Arup recently conducted a study in collaboration with the UK’s Open Data Institute to examine industries which have openly shared data. The shipping industry, for example, started sharing its safety data, which resulted in a reduction in spills, accidents and fires.
“It’s obvious, but what’s measured gets improved,” said Villemain. “We typically see a 15-20 per cent reduction happening in, for example, energy consumption.”
Proptech offers many opportunities in collecting and making sense of building data.
“According to EY research, more than 60 per cent of real estate owners look for two things,” Sridharan said. “One is efficient operations and the second is reducing cost. They have to do both at the same time, so that’s the perfect setting for proptech to enter.”
In building operations “digitization is key”, he added. The dynamic aspects of the building can be challenging, which makes the use of proptech especially important.
Sridharan points out as things change and the pandemic evolves, property owners need to ascertain how reusable or scalable the technology is. He suggests creating a digital version – or “twin” – of an asset and running analytics to help predict future outcomes.
Adding AI into the mix
He also points to AI as a potential solution. “Once you have data, once you have a digital twin at your disposal, the modelling and analytics have to leverage AI techniques,” he said. “So, for example, when a person checks into a facility or asset, how is that asset going to behave in the eyes of the person who is entering?”
Companies can use technology to create models of how buildings “embrace” people as they enter.
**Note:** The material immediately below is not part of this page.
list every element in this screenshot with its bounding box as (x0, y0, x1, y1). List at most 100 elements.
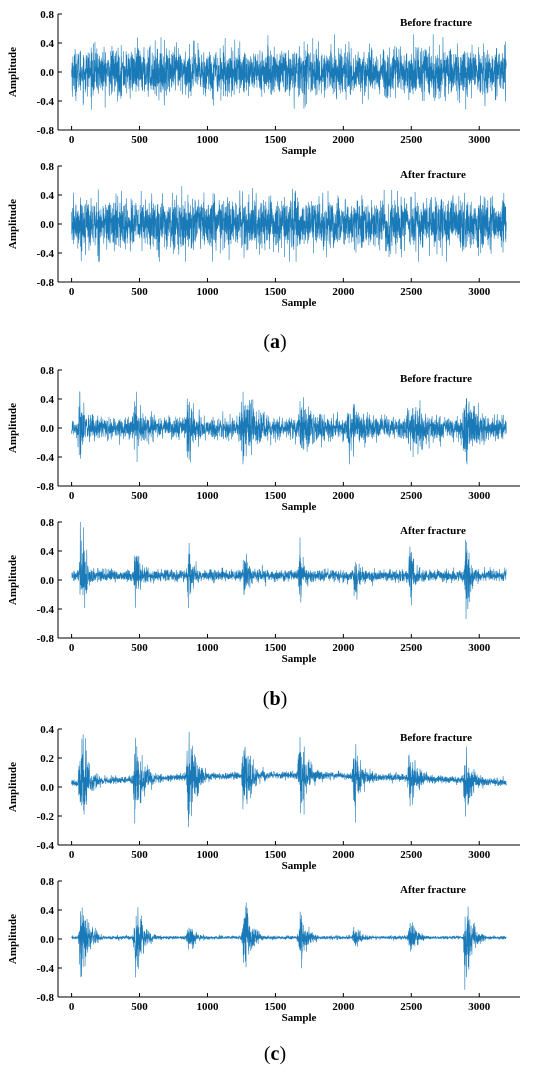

A digital twin recreates both the static and dynamic attributes of a building to create a holistic picture, which is “almost a simulation” of what one would experience when walking in to a building.
Making a digital twin behave using a set of algorithms allows the system to react to the questions asked by asset managers.
“If you had a digital twin of your car, you’d be getting rid of the owner’s manual,” Humphries noted. “But with a building, which is so much more complex and has so many more intricate features, the digital twin is really a tool that will enable the evolution of the way buildings are managed and operated.”
He also pointed out digital models can be put to multiple uses, from seeing how a pandemic might impact the way people line up for elevators in lobbies, to how different adjustments to blinds, or the operation of mechanical equipment can impact building energy performance.
“It’s like having the capability to run a whole bunch of different scenarios virtually and see what the impacts are, and then implement changes in your asset as you go forward,” he said. “The ability to do that is going to open up millions of different doors.”
Data generated by systems and appliances could be analyzed for patterns.
“The digital twin coupled with AI is going to be a paradigm shift in terms of the way buildings are operated and the opportunity for building operators to change and evolve their buildings over time in a smart, logical way,” Humphries said.